03-30-2023 09:59 PM - last edited on 04-02-2023 08:36 PM by markwni
Hi, all,
I am maintaining and extending a LabVIEW app that runs on a cRIO 9067. We developed our own FPGA in LabVIEW as part of this app.
It maintains a bi-directional communication path with an HMI running on a nearby PC (also written in LabVIEW). Regular status and data messages are sent from the cRIO to the HMI on a 10-second cycle. The technology used for both directions of this pipeline is LabVIEW network streams. The messages sent from the cRIO to the HMI are short -- a few hundred bytes each.
Every few hours, the cRIO app also transmits a 15 Mb file to an FTP server. I've observed this process to take 15 seconds or so, whenever it's kicked off. For this operation, the software uses LabVIEW's built-in FTP protocol, first writing the data to a local file, and then requesting it to be sent to the server. The VI that does this operates at background priority.
My question is this: will the LabVIEW TCP/IP protocol overlap these operations? Or, is it possible that when the FTP transmission kicks off, it might disrupt the more routine message flow? What I'm seeing in a network with 4 of these instruments is the cRIO randomly losing contact with the HMI, tossing a variety of seemingly unrelated exceptions.
As it turns out, the FTP server runs on the same machine as one of the HMIs. Would that make any difference?
Thanks for your help,
Chuck
03-31-2023 02:53 AM - edited 03-31-2023 02:56 AM
Logically it should not, performance technically it of course does. My suspicion is that your cRIO<->HMI protocol is not entirely fail safe. It works under normal load but starts to get into a mess as soon as the network gets congested.

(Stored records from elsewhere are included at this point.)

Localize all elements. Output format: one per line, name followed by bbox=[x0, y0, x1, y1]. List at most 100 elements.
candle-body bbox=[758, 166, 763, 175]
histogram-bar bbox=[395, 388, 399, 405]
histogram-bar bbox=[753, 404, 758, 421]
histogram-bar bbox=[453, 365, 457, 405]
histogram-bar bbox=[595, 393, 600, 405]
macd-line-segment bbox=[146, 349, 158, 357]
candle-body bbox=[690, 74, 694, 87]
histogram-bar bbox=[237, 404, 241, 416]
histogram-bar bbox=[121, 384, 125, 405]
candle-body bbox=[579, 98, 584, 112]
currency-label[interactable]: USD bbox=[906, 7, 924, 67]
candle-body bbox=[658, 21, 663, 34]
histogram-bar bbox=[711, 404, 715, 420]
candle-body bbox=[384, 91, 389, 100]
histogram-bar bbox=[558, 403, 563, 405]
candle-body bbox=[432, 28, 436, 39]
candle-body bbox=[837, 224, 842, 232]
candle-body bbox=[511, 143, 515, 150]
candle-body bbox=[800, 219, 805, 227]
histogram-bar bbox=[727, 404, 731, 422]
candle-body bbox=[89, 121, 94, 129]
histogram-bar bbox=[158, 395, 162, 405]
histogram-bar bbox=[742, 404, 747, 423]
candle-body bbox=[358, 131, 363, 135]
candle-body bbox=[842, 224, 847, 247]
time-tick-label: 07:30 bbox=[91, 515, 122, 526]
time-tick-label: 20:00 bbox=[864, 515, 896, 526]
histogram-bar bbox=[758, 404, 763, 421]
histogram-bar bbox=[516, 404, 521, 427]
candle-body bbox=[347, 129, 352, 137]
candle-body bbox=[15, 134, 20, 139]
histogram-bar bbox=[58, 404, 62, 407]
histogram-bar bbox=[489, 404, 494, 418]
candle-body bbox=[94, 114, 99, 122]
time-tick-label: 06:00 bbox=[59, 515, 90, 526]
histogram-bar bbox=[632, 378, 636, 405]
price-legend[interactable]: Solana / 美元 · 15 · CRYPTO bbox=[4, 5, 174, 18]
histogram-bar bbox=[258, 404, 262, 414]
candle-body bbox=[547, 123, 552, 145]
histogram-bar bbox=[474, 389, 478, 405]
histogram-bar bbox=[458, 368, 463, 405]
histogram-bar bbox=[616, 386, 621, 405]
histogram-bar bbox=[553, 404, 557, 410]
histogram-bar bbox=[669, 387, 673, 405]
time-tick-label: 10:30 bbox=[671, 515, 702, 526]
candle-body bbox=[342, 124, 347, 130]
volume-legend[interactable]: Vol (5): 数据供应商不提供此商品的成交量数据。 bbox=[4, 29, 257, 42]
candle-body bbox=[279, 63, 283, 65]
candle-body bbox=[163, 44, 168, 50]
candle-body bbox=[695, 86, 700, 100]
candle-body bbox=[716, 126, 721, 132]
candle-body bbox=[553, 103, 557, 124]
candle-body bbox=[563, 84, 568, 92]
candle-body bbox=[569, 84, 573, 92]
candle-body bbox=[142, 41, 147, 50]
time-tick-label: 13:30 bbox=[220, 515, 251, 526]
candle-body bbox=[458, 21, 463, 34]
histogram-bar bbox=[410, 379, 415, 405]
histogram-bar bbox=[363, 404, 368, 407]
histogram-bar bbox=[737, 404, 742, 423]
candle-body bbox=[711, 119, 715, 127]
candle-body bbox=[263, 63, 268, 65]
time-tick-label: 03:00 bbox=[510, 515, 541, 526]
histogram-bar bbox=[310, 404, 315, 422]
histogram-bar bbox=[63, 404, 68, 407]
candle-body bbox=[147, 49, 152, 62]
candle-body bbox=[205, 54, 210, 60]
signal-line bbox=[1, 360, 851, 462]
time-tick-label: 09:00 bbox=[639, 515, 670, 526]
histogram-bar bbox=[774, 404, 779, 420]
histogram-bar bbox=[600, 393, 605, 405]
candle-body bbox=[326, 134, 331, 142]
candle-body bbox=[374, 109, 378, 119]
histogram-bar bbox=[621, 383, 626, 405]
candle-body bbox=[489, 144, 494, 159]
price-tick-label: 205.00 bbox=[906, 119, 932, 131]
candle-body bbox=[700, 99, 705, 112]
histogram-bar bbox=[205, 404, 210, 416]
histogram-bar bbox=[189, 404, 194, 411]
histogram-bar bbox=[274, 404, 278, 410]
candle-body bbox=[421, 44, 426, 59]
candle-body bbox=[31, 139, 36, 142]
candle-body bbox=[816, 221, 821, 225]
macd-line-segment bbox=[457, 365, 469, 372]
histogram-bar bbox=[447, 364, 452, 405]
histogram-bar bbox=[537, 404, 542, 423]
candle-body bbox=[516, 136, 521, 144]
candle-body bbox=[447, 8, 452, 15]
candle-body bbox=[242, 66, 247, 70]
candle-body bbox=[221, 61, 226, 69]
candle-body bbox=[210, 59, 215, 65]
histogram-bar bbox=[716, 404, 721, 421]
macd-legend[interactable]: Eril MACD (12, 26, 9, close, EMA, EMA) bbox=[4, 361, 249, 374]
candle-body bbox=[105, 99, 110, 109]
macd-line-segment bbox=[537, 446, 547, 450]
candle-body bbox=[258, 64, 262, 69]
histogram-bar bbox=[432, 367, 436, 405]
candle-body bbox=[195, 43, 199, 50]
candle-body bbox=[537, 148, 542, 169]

These kind of things are very common and making a TCP/IP communication channel fully reliable is not trivial. Unlike some other things, not every error returned by a TCP/IP node is a fatal error. Timeouts for instance should simply be treated as "can't do now, try again". Other errors should be generally treated as "lets disconnect and reconnect again".
For the server the last usually means to simply cut the connection and wait for a new connection. The client should cut the connection and actively try to reconnect.
This is the principal scheme, the exact implementation details can get a little messy and you need to selectively ignore certain errors after having handled them appropriately (timeout means, don't try to process the not present message but simply retry again and forget the error).
Things can get especially messy as you will have to decide if a retry is just waiting again for a message or if you rather want to resend the command. The latter can in certain situations cause the connection to get completely out of sync if the previous command just got held up a little longer than your timeout was, so that you read on the next command the answer from the previous one. One possibility to detect this is to actually add a counter value to each command header and let the server side copy that value into each response header. If the response you read does not match the counter value you sent, it is obviously an out of order message and you should likely discard it and retry to read until you read the right response.